Authored By: Jeffrey Bils
In yet another setback for employers seeking to remove California wage and hour cases to federal court, the Ninth Circuit held that the federal Class Action Fairness Act (“CAFA”) provides federal courts with no basis to assert jurisdiction over suits filed under the California Labor Code Private Attorneys General Act (“PAGA”) that are not pled as class actions.
Thursday’s decision in Baumann v. Chase Investment Services Corp., Case No. 12-55644, comes on the heels of Urbino v. Orkin Services, 726 F.3d 1118 (9th Cir. 2013), in which the Ninth Circuit held that potential PAGA penalties cannot be aggregated to meet the minimum amount in controversy requirement for federal diversity jurisdiction. The net result of these two decisions is that employers now have fewer legal tools available to remove California PAGA claims to federal court.
PAGA, also referred to as the “Sue Your Employer Act,” allows California employees to step into the shoes of the state’s Labor and Workforce Development Agency if the agency declines to investigate alleged Labor Code violations. PAGA empowers an employee to sue on his or her own behalf and in a representative basis on behalf of other current and former employees. The stakes can be high: Statutory penalties under PAGA can be $100 for each aggrieved employee per pay period for the initial violation, and $200 for each subsequent violation. For large employers, this can mean potential liability in the millions of dollars.
In Baumann, the employee brought PAGA claims in Los Angeles Superior Court alleging that Chase failed to pay overtime, provide meal breaks, allow rest periods, and reimburse expenses on time for its financial advisors.
Chase did what many employers have done in such circumstances: It removed the action to federal District Court. Chase asserted two bases to invoke federal jurisdiction: 1) diversity jurisdiction, in part because the amount in controversy exceeded $75,000 if all potential PAGA penalties and attorneys’ fees were aggregated; and 2) jurisdiction under CAFA.
CAFA creates federal jurisdiction for class actions in which the amount in controversy exceeds $5 million, the class has at least 100 members, and any member of the class is a citizen of a state different from any defendant. CAFA defines a class action as any civil action filed under Federal Rule of Civil Procedure 23 (which governs class actions) or under a “similar State statute or rule of judicial procedure.”

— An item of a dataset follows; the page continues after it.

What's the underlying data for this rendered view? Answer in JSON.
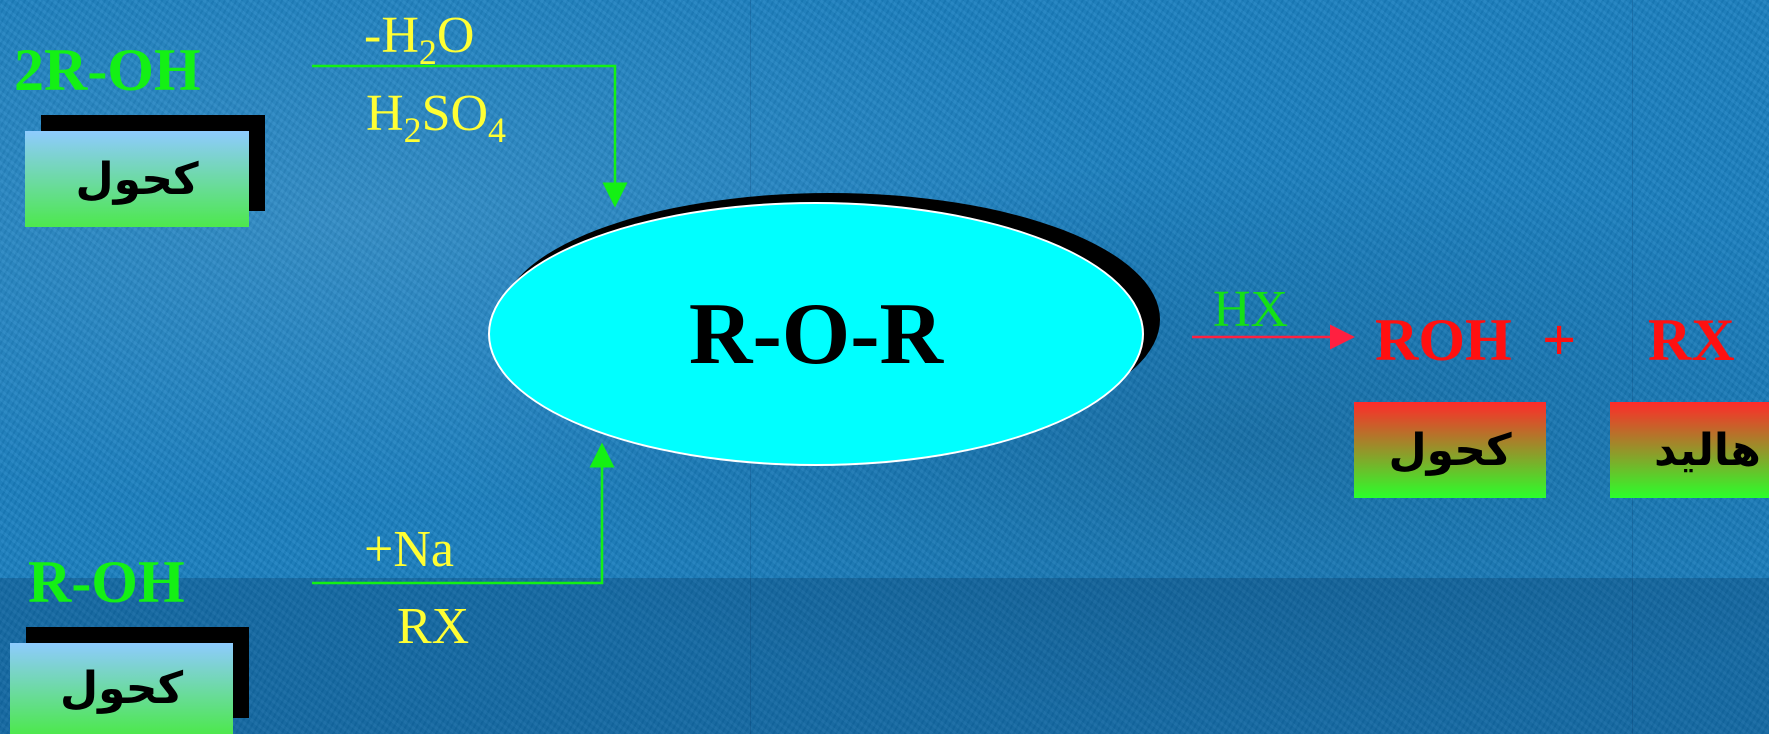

Baumann asked the District Court to remand the case back to state court. The District Court declined to remand, aggregating the potential PAGA penalties to invoke diversity jurisdiction. Baumann appealed the District Court’s order denying Baumann’s motion to remand.
In its decision, the Ninth Circuit rejected diversity jurisdiction in a footnote, in which it cited to its decision in Urbino holding that aggregating PAGA penalties will not satisfy the amount in controversy requirement for federal diversity jurisdiction. The bulk of the Baumann decision focuses instead on whether CAFA provides a basis for federal jurisdiction.
The Ninth Circuit resolved this question as a matter of statutory interpretation. The Court examined whether a PAGA action, when compared with a Rule 23 class action, could be regarded as a “similar State statute or rule of judicial procedure authorizing an action to be brought by 1 or more representative persons as a class action,” as required by CAFA. The panel’s resounding answer: No.
Why not? Because, according to the court, PAGA does not include many of the requirements that are built into the federal Rule 23 requirements for class actions. For example, the Ninth Circuit panel noted, unlike Rule 23, PAGA does not require unnamed aggrieved employees to be provided notice of the lawsuit, and PAGA does not permit those employees to opt out. Nor does the trial court look into the ability of the named plaintiff and class counsel to represent the unnamed employees fairly and adequately, as Rule 23 would require. In addition, the panel noted, “PAGA contains no requirements of numerosity, commonality, or typicality.” And PAGA judgments do not have the same binding and preclusive effects as a Rule 23 class action judgment.
The panel also noted that “[b]ecause an identical suit brought by the state agency itself would plainly not qualify as a CAFA class action, no different result should obtain when a private attorney general is a nominal plaintiff.”
The panel reversed the District Court and remanded with instructions to grant Baumann’s motion to send the case back to state court.
The Bottom Line: For employers, the Baumann decision is the second shoe dropping after the Urbino decision last year took away the possibility of aggregating PAGA penalties to meet the minimum amount in controversy requirement for federal diversity jurisdiction. With these two decisions, the law is more clear and removing a PAGA action to federal court is even more difficult than before.